Gemäß § 1309 Absatz 1 des Bürgerlichen Gesetzbuchs (BGB) hat eine Person, die vorbehaltlich des Artikels 13 Absatz 2 des Einführungsgesetzes zum Bürgerlichen Gesetzbuch (EGBGB) ausländischem Recht unterliegt, zur Eingehung einer Ehe ein Zeugnis der inneren Behörde ihres Heimatstaates beizubringen, demzufolge nach dem Recht des betroffenen Staates kein Ehehindernis entgegensteht. Von Mitgliedsstaaten der Europäischen Union kann ein derartiges Zeugnis auch durch Auslandsvertretungen ausgestellt werden. Kann kein derartiges Zeugnis des Heimatstaates vorgelegt werden, z. B. weil ein Staat ein solches nicht kennt, so ist gemäß § 1309 Absatz 2 BGB die Befreiung von diesem Erfordernis bei dem Präsidenten des Oberlandesgerichts bzw. Kammergerichts als Justizverwaltungsbehörde zu beantragen.

Im Rahmen des Befreiungsverfahrens werden in der Regel urkundliche Nachweise der Staatsangehörigkeit, des Familienstandes und zu in der Heimat und im Ausland geschlossenen Vorehen und deren Auflösung verlangt. Welche Urkunden konkret verlangt werden, hängt von den Vorgaben des jeweiligen ausländischen Rechts ab, da die Voraussetzungen der Eheschließung gemäß Artikel 13 Absatz 1 EGBGB für jeden Verlobten dem Recht des Staates unterliegen, dem er angehört.

Unter den Voraussetzungen des Artikels 13 Absatz 2 EGBGB findet außerdem ausnahmsweise deutsches Recht Anwendung. Durch diese Regelung ist sichergestellt, dass keine die Grundrechte tangierenden Eheschließungshindernisse der Durchführung einer Eheschließung entgegenstehen.

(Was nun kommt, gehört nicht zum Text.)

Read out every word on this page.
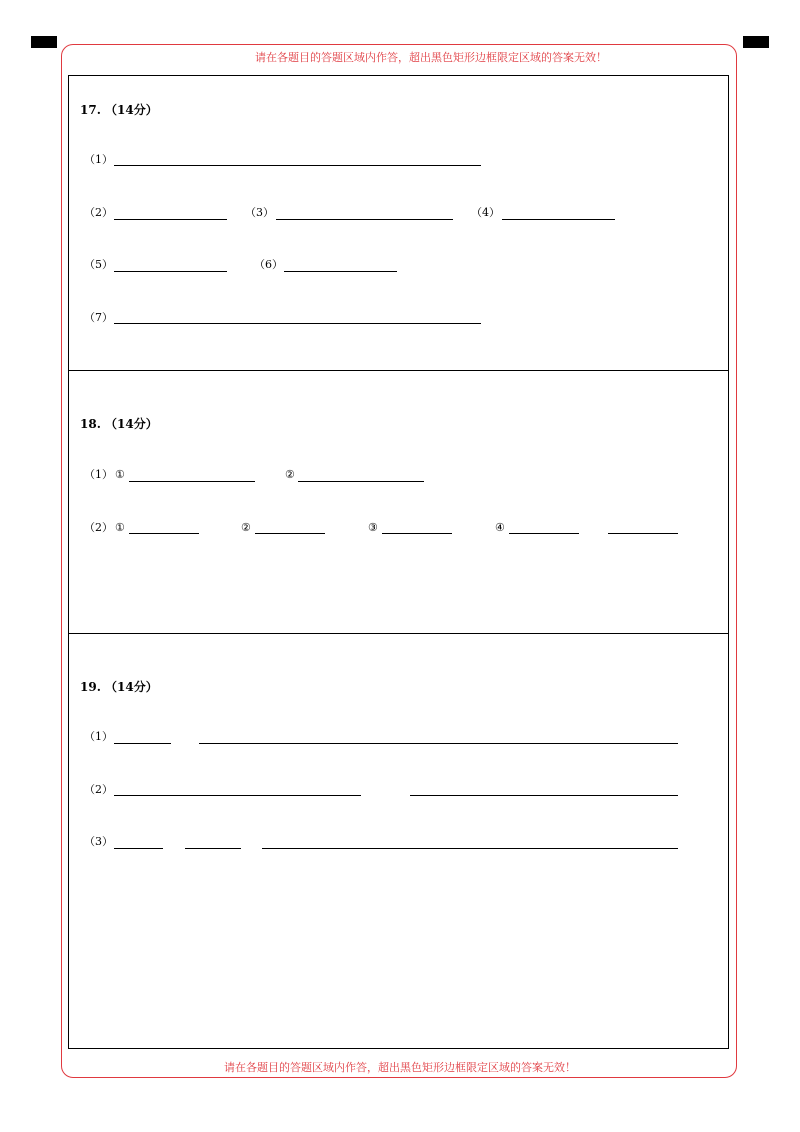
请在各题目的答题区域内作答，超出黑色矩形边框限定区域的答案无效！
17. （14分）
（1）
（2）	（3）	（4）
（5）	（6）
（7）
18. （14分）
（1） ①	②
（2） ①	②	③	④
19. （14分）
（1）
（2）
（3）
请在各题目的答题区域内作答，超出黑色矩形边框限定区域的答案无效！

  1. Inwiefern trifft es zu, dass Personen mit iranischer Staatsbürgerschaft trotz Volljährigkeit eine Einverständniserklärung des Vaters vorlegen müssen und inwiefern gibt es hier Unterschiede zwischen Männern und Frauen?

Zu 2.:

Personen mit iranischer Staatsbürgerschaft müssen, um in Deutschland die Ehe schließen zu können, nach § 1309 Absatz 2 BGB die Befreiung von der Beibringung eines Ehefähigkeitszeugnisses beantragen, da ihr Heimatland keine Ehefähigkeitszeugnisse ausstellt.

Zustimmungsvorbehalte von männlichen Ehevormündern zu volljährigen Frauen (meist die Väter der Frauen) sind mit der Eheschließungsfreiheit und mit Artikel 3 Grundgesetz (GG) aus Sicht des deutschen Rechts unvereinbar und stehen einer Eheschließung in Deutschland nicht entgegen. Im Rahmen des Befreiungsverfahrens wird eine Einwilligungserklärung des Vaters bei nach deutschem Recht ehemündigen ausländischen Verlobten daher nicht verlangt (Artikel 6 EGBGB, ordre public-Vorbehalt).


  1. In welcher Form müssen diese Einverständniserklärungen vorliegen, wie läuft das Verfahren und welche Ämter sind daran beteiligt?
  2. Wie wird in Fällen vorgegangen, in denen die Eltern bereits verstorben oder nicht erreichbar sind?

Zu 3. und 4.:

Eine Einwilligungsklärung wird nicht verlangt (vgl. Antwort zu 2.)


  1. In welchen weiteren Fällen jenseits einer Hochzeit müssen volljährige Personen mit iranischer Staatsbürgerschaft vergleichbare Nachweise vorlegen?

Zu 5.:

Ohne nähere Darlegungen, welche Rechtsgebiete oder Fallkonstellationen mit „weiteren Fällen jenseits einer Hochzeit“ konkret gemeint sein sollen, kann diese Frage nicht beantwortet werden.


  1. Inwiefern schränkt eine Hochzeit ohne diese Nachweise die Anerkennung der Eheschließung im Iran ein?

Zu 6.:

Der Senat kann keine Auskunft zur Anerkennung von Eheschließungen durch fremde Rechtsordnungen treffen.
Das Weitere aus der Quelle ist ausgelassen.